Perempuan yang berstatus ibu rumah tangga itu diamankan setelah tiga anak diduga diperintahkan mengamen dan menjadi manusia silver di kawasan lampu merah Jalan Lintas Timur, Pangkalan Kerinci.
Kasus tersebut dilaporkan melalui Laporan Polisi Nomor LP/A/14/VI/2026/SPKT.Satreskrim/Polres Pelalawan/Polda Riau tertanggal 15 Juni 2026.

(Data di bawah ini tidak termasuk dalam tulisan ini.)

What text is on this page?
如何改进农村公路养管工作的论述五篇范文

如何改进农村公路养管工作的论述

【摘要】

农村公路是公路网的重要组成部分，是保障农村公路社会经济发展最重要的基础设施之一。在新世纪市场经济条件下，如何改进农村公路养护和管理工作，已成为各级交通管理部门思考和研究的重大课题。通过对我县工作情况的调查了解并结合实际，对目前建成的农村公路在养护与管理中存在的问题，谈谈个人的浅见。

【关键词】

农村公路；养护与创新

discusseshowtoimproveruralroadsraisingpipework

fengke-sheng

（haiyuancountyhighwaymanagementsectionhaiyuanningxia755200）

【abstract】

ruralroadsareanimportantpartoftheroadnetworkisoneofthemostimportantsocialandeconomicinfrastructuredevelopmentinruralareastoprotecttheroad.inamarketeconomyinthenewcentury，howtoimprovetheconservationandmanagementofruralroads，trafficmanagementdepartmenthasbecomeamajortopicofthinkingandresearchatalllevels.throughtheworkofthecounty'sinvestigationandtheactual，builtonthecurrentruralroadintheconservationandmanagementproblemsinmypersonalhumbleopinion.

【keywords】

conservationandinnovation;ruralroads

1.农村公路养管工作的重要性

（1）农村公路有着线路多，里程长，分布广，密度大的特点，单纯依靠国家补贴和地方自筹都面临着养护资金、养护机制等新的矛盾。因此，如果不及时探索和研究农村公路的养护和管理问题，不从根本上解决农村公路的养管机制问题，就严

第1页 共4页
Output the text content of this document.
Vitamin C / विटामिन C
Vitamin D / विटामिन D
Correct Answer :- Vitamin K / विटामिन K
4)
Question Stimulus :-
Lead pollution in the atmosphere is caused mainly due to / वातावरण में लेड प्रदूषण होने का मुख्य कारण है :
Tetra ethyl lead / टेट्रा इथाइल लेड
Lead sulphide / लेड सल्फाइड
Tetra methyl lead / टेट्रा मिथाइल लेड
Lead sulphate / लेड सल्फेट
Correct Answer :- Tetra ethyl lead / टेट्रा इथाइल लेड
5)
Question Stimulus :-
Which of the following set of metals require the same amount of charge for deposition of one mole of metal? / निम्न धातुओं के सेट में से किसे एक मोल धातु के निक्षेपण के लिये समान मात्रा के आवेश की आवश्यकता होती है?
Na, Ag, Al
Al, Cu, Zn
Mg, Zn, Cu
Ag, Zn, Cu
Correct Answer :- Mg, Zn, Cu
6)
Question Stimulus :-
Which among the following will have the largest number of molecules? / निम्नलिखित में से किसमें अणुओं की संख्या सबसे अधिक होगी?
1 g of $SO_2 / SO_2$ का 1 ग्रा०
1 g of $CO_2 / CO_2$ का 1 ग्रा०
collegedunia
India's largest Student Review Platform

Kasat Reskrim Polres Pelalawan mengatakan, pihaknya tidak akan mentoleransi segala bentuk eksploitasi terhadap anak.
"Kami tidak toleransi segala bentuk eksploitasi terhadap anak. SM sudah diamankan dan proses hukum berjalan. Tiga anak korban saat ini dalam perlindungan dan pendampingan psikolog," kata Kasat Reskrim Polres Pelalawan, AKP Bayu Ramadhan Effendi, Rabu (17/6/2026).
Ia mengimbau para orang tua maupun wali agar tidak menjadikan anak sebagai alat untuk mencari keuntungan ekonomi.
"Kami imbau orang tua atau wali tidak menjadikan anak sebagai alat mencari keuntungan. Jika ada yang melihat praktik serupa, segera laporkan ke Call Center 110 atau kantor polisi terdekat," lanjutnya.
Berdasarkan hasil penyelidikan, kasus itu terungkap pada Jumat (12/6/2026) sekitar pukul 15.00 WIB.
Saat itu, tiga anak diketahui diperintahkan ibunya SM untuk mengamen dan menjadi manusia silver di lampu merah Jalan Lintas Timur, Pangkalan Kerinci hingga malam hari dengan target setoran tertentu.
"Sekitar pukul 21.30 WIB, warga yang merasa khawatir terhadap kondisi anak-anak tersebut membawa mereka ke Polsek Pangkalan Kerinci. Mendapat informasi itu, Kapolsek Pangkalan Kerinci AKP Shilton bersama personel langsung bergerak ke lokasi sekitar pukul 22.00 WIB," ungkap Bayu.
Petugas kemudian mengamankan SM dan membawanya ke Polsek Pangkalan Kerinci untuk menjalani pemeriksaan lebih lanjut sebelum kasus dilimpahkan ke Unit Perlindungan Perempuan dan Anak (PPA) Satreskrim Polres Pelalawan.
"Dari tangan terduga pelaku, polisi turut mengamankan sejumlah barang bukti berupa uang tunai Rp100 ribu, satu ember warna biru, dan satu celengan warna cokelat," tuturnya.
Saat ini, penyidik masih mendalami perkara tersebut. Sementara tiga anak yang diduga menjadi korban eksploitasi telah mendapatkan perlindungan serta pendampingan psikologis dengan melibatkan lembaga perlindungan anak.
Atas perbuatannya, SM disangkakan melanggar Pasal 88 Undang-Undang Nomor 35 Tahun 2014 tentang Perlindungan Anak sebagaimana telah diubah melalui Perppu Nomor 1 Tahun 2016.
"Ia terancam hukuman pidana penjara dan denda sesuai ketentuan yang berlaku," tutupnya.